Why is vMotion using the management network instead of the vMotion network?

On the community forums I’ve seen some questions about the use of the management network by vMotion operations. The two most common scenario’s are explained, please let me know if you notice this behavior in other scenarios.

Scenario 1: Cross host and non-shared datastore migration
vSphere 5.1 provides the ability to migrate a virtual machine between hosts and non-shared datastores simultaneously. If the virtual machine is stored on a local or non-shared datastore vMotion is using the vMotion network to transfer the data to the destination datastore. When monitoring the VMkernel NICs, some traffic can be seen following over the management NIC instead of the VMkernel NIC enabled for vMotion.

When migrating a virtual machine, vMotion determines hot data and cold data. Virtual disks or snapshots that are actively used are considered hot data, while the cold data are the underlying snapshots and base disk. Let’s use a virtual machine with 5 snapshots as an example. The active data is the recent snapshot, this is sent over across the vMotion network while the base disk and the 4 older snapshots are migrated via a network file copy operation across the first VMkernel NIC (vmk0).

The reason why vMotion uses separate networks is that the vMotion network is reserved for data migration of performance related content. If the vMotion network is used for network file copies of cold data, it could saturate the network with non-performance related content and thereby starving traffic that is dependent on bandwidth. Please remember that everything sent over the vMotion network directly affects performance of the migrating virtual machine.

During a vMotion the VMkernel mirrors the active I/O between the source and the destination host. If vMotion would pump the entire disk hierarchy across the vMotion network it would steal bandwidth from the I/O mirror process and this will hurt the performance of the virtual machine.

If the virtual machine does not contain any snapshots, the VMDK is considered active and it is migrated across the vMotion network. The files in the VMDK directory are copied across the network of the first VMkernel NIC.

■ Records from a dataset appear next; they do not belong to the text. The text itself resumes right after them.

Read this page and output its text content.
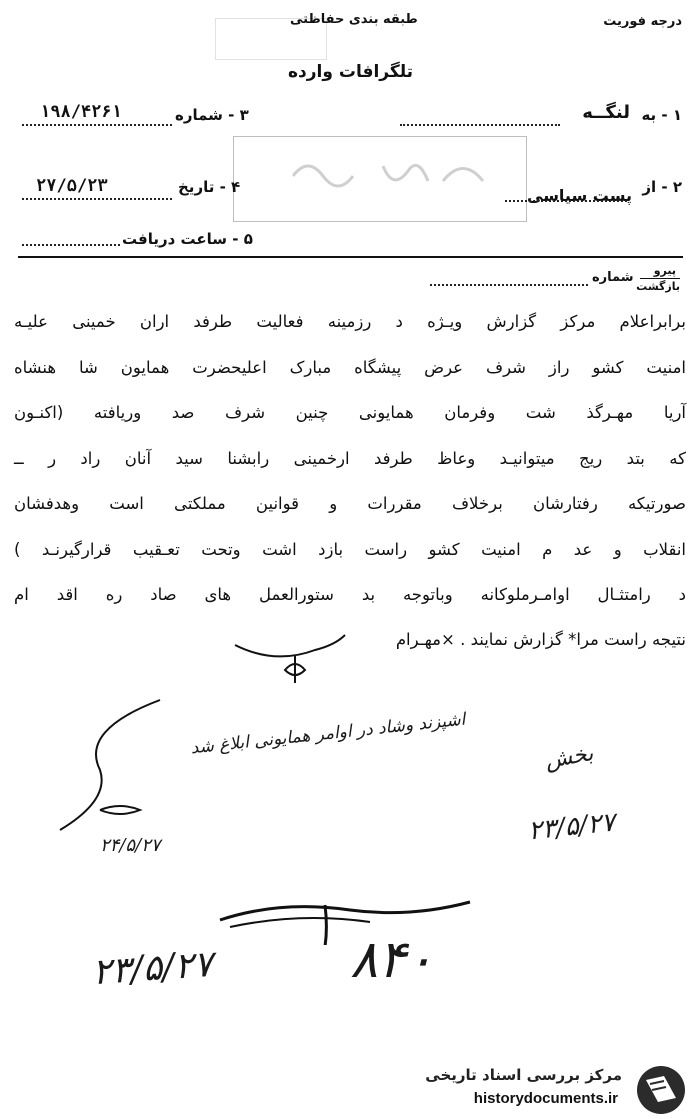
درجه فوریت
طبقه بندی حفاظتی
تلگرافات وارده
۱ - به
لنگــه
۳ - شماره
۱۹۸/۴۲۶۱
۲ - از
پست سیاسی
۴ - تاریخ
۲۷/۵/۲۳
۵ - ساعت دریافت
پیرو
بازگشت
شماره
برابراعلام مرکز گزارش ویـژه د رزمینه فعالیت طرفد اران خمینی علیـه
امنیت کشو راز شرف عرض پیشگاه مبارک اعلیحضرت همایون شا هنشاه
آریا مهـرگذ شت وفرمان همایونی چنین شرف صد وریافته (اکنـون
که بتد ریج میتوانیـد وعاظ طرفد ارخمینی رابشنا سید آنان راد ر ــ
صورتیکه رفتارشان برخلاف مقررات و قوانین مملکتی است وهدفشان
انقلاب و عد م امنیت کشو راست بازد اشت وتحت تعـقیب قرارگیرنـد )
د رامتثـال اوامـرملوکانه وباتوجه بد ستورالعمل های صاد ره اقد ام
نتیجه راست مرا* گزارش نمایند . ×مهـرام
اشپزند وشاد در اوامر همایونی ابلاغ شد
۲۴/۵/۲۷
بخش
۲۳/۵/۲۷
۸۴۰
۲۳/۵/۲۷
مرکز بررسی اسناد تاریخی
historydocuments.ir
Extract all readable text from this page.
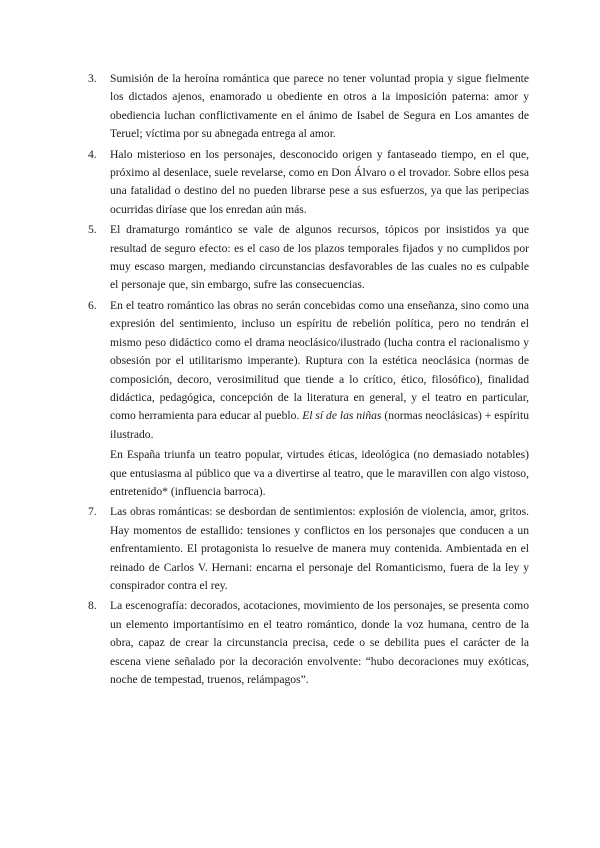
3. Sumisión de la heroína romántica que parece no tener voluntad propia y sigue fielmente los dictados ajenos, enamorado u obediente en otros a la imposición paterna: amor y obediencia luchan conflictivamente en el ánimo de Isabel de Segura en Los amantes de Teruel; víctima por su abnegada entrega al amor.

4. Halo misterioso en los personajes, desconocido origen y fantaseado tiempo, en el que, próximo al desenlace, suele revelarse, como en Don Álvaro o el trovador. Sobre ellos pesa una fatalidad o destino del no pueden librarse pese a sus esfuerzos, ya que las peripecias ocurridas diríase que los enredan aún más.

5. El dramaturgo romántico se vale de algunos recursos, tópicos por insistidos ya que resultad de seguro efecto: es el caso de los plazos temporales fijados y no cumplidos por muy escaso margen, mediando circunstancias desfavorables de las cuales no es culpable el personaje que, sin embargo, sufre las consecuencias.

6. En el teatro romántico las obras no serán concebidas como una enseñanza, sino como una expresión del sentimiento, incluso un espíritu de rebelión política, pero no tendrán el mismo peso didáctico como el drama neoclásico/ilustrado (lucha contra el racionalismo y obsesión por el utilitarismo imperante). Ruptura con la estética neoclásica (normas de composición, decoro, verosimilitud que tiende a lo crítico, ético, filosófico), finalidad didáctica, pedagógica, concepción de la literatura en general, y el teatro en particular, como herramienta para educar al pueblo. El sí de las niñas (normas neoclásicas) + espíritu ilustrado.

En España triunfa un teatro popular, virtudes éticas, ideológica (no demasiado notables) que entusiasma al público que va a divertirse al teatro, que le maravillen con algo vistoso, entretenido* (influencia barroca).

7. Las obras románticas: se desbordan de sentimientos: explosión de violencia, amor, gritos. Hay momentos de estallido: tensiones y conflictos en los personajes que conducen a un enfrentamiento. El protagonista lo resuelve de manera muy contenida. Ambientada en el reinado de Carlos V. Hernani: encarna el personaje del Romanticismo, fuera de la ley y conspirador contra el rey.

8. La escenografía: decorados, acotaciones, movimiento de los personajes, se presenta como un elemento importantísimo en el teatro romántico, donde la voz humana, centro de la obra, capaz de crear la circunstancia precisa, cede o se debilita pues el carácter de la escena viene señalado por la decoración envolvente: “hubo decoraciones muy exóticas, noche de tempestad, truenos, relámpagos”.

Scenario 2: Management network and vMotion network sharing same IP-range/subnet
If the management network (actually the first VMkernel NIC) and the vMotion network share the same subnet (same IP-range) vMotion sends traffic across the network attached to first VMkernel NIC. It does not matter if you create a vMotion network on a different standard switch or distributed switch or assign different NICs to it, vMotion will default to the first VMkernel NIC if same IP-range/subnet is detected.

Please be aware that this behavior is only applicable to traffic that is sent by the source host. The destination host receives incoming vMotion traffic on the vMotion network!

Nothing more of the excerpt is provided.